Of all rotations, I was most apprehensive about Internal medicine at Scott and White. I was scared of moving to a new place, away from my husband and my dogs and the comforts of home, as well as the magnitude of knowledge required just to get by. Before the rotation, I was certain I would work in a clinic setting post graduation. I liked the 8-5 life and the comfort of always working with the same people and getting to know patients and families as they grow. After spending two months at Scott and White, I realized my preconceptions about this rotation were all wrong.
Instead of being something I just had to get through, Internal Medicine became my favorite rotation and the time flew by. I did not mind the long hours and would often be the last student on my team to go home because I wanted to take on more patients. Internal medicine is a unique rotation because you get to see everything in medicine. I was never bored and always curious. Above all, I learned to think on this rotation. I was a valued part of the team and became more and more able to put my plans into action.

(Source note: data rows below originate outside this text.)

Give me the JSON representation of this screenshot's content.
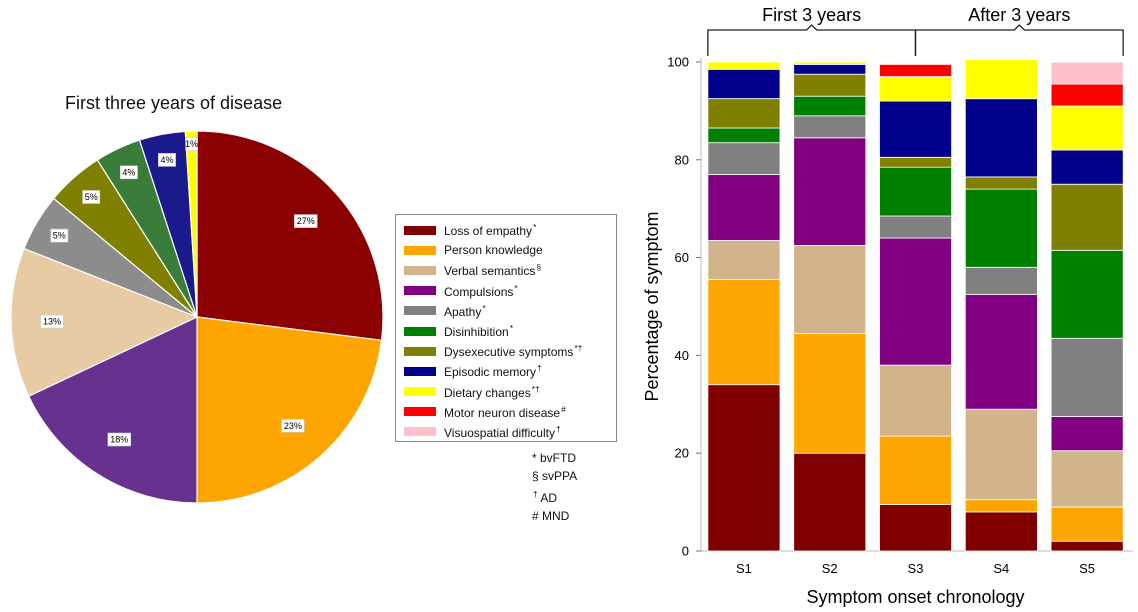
{
  "chart_data": [
    {
      "type": "pie",
      "title": "First three years of disease",
      "start_angle_deg": 0,
      "direction": "clockwise",
      "slices": [
        {
          "label": "Loss of empathy",
          "marker": "*",
          "value": 27,
          "label_text": "27%",
          "color": "#8b0000"
        },
        {
          "label": "Person knowledge",
          "marker": "",
          "value": 23,
          "label_text": "23%",
          "color": "#ffa500"
        },
        {
          "label": "Compulsions",
          "marker": "*",
          "value": 18,
          "label_text": "18%",
          "color": "#66318f"
        },
        {
          "label": "Verbal semantics",
          "marker": "§",
          "value": 13,
          "label_text": "13%",
          "color": "#e6cba5"
        },
        {
          "label": "Apathy",
          "marker": "*",
          "value": 5,
          "label_text": "5%",
          "color": "#8c8c8c"
        },
        {
          "label": "Dysexecutive symptoms",
          "marker": "*†",
          "value": 5,
          "label_text": "5%",
          "color": "#808000"
        },
        {
          "label": "Disinhibition",
          "marker": "*",
          "value": 4,
          "label_text": "4%",
          "color": "#3a7d3a"
        },
        {
          "label": "Episodic memory",
          "marker": "†",
          "value": 4,
          "label_text": "4%",
          "color": "#1a1a8c"
        },
        {
          "label": "Dietary changes",
          "marker": "*†",
          "value": 1,
          "label_text": "1%",
          "color": "#ffff00"
        }
      ]
    },
    {
      "type": "bar",
      "stacked": true,
      "categories": [
        "S1",
        "S2",
        "S3",
        "S4",
        "S5"
      ],
      "xlabel": "Symptom onset chronology",
      "ylabel": "Percentage of symptom",
      "ylim": [
        0,
        100
      ],
      "yticks": [
        0,
        20,
        40,
        60,
        80,
        100
      ],
      "grid": false,
      "groups": [
        {
          "label": "First 3 years",
          "categories": [
            "S1",
            "S2",
            "S3"
          ]
        },
        {
          "label": "After 3 years",
          "categories": [
            "S3",
            "S4",
            "S5"
          ]
        }
      ],
      "series": [
        {
          "name": "Loss of empathy",
          "color": "#800000",
          "values": [
            34,
            20,
            9.5,
            8,
            2
          ]
        },
        {
          "name": "Person knowledge",
          "color": "#ffa500",
          "values": [
            21.5,
            24.5,
            14,
            2.5,
            7
          ]
        },
        {
          "name": "Verbal semantics",
          "color": "#d2b48c",
          "values": [
            8,
            18,
            14.5,
            18.5,
            11.5
          ]
        },
        {
          "name": "Compulsions",
          "color": "#800080",
          "values": [
            13.5,
            22,
            26,
            23.5,
            7
          ]
        },
        {
          "name": "Apathy",
          "color": "#808080",
          "values": [
            6.5,
            4.5,
            4.5,
            5.5,
            16
          ]
        },
        {
          "name": "Disinhibition",
          "color": "#008000",
          "values": [
            3,
            4,
            10,
            16,
            18
          ]
        },
        {
          "name": "Dysexecutive symptoms",
          "color": "#808000",
          "values": [
            6,
            4.5,
            2,
            2.5,
            13.5
          ]
        },
        {
          "name": "Episodic memory",
          "color": "#00008b",
          "values": [
            6,
            2,
            11.5,
            16,
            7
          ]
        },
        {
          "name": "Dietary changes",
          "color": "#ffff00",
          "values": [
            1.5,
            0.5,
            5,
            8,
            9
          ]
        },
        {
          "name": "Motor neuron disease",
          "color": "#ff0000",
          "values": [
            0,
            0,
            2.5,
            0,
            4.5
          ]
        },
        {
          "name": "Visuospatial difficulty",
          "color": "#ffc0cb",
          "values": [
            0,
            0,
            0,
            0,
            4.5
          ]
        }
      ]
    }
  ],
  "legend": [
    {
      "name": "Loss of empathy",
      "marker": "*",
      "color": "#800000"
    },
    {
      "name": "Person knowledge",
      "marker": "",
      "color": "#ffa500"
    },
    {
      "name": "Verbal semantics",
      "marker": "§",
      "color": "#d2b48c"
    },
    {
      "name": "Compulsions",
      "marker": "*",
      "color": "#800080"
    },
    {
      "name": "Apathy",
      "marker": "*",
      "color": "#808080"
    },
    {
      "name": "Disinhibition",
      "marker": "*",
      "color": "#008000"
    },
    {
      "name": "Dysexecutive symptoms",
      "marker": "*†",
      "color": "#808000"
    },
    {
      "name": "Episodic memory",
      "marker": "†",
      "color": "#00008b"
    },
    {
      "name": "Dietary changes",
      "marker": "*†",
      "color": "#ffff00"
    },
    {
      "name": "Motor neuron disease",
      "marker": "#",
      "color": "#ff0000"
    },
    {
      "name": "Visuospatial difficulty",
      "marker": "†",
      "color": "#ffc0cb"
    }
  ],
  "notes": [
    {
      "symbol": "*",
      "text": "bvFTD"
    },
    {
      "symbol": "§",
      "text": "svPPA"
    },
    {
      "symbol": "†",
      "text": "AD"
    },
    {
      "symbol": "#",
      "text": "MND"
    }
  ]
}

This is also the first rotation I had experiences with death. I made an objective to hear and experience end of life issues during this rotation. I made an effort to go with my upper levels to hear the discussions with families. However, these experiences were nothing like the first experience with my own patient. I remember when Mrs. M. came in to the hospital for decreased energy. My differential was small, she was eighty-nine and had eaten like a bird for the past week. My plan was hydration, Ensure and a medicine to increase appetite, PT/OT and home. We found she had a UTI and treated it and she was getting more of an appetite and improving. She was going to go to a skilled nursing facility but could not go over the weekend so we kept her until Monday. On Monday she was constipated, we kept her a couple days to try and resolve the constipation but then it turned into a small bowel obstruction. KUB led to CT and we found a mass in her pancreas and addition metastases to her liver. All I could think about when that report came back was the first time I met her in the ER. Mrs. M died within the week. I did not realize this was going to be the last time she came into the hospital. I did not think we were going to be her last doctors. Waking someone up every morning for more than a week makes you feel a connection to them. I enjoyed being part of a hospital team. I got to experience so much with my patients and their families over a very limited time.
I have learned so much on this rotation about treating people and practicing medicine. It was bittersweet to leave. I enjoyed my time at Scott and White.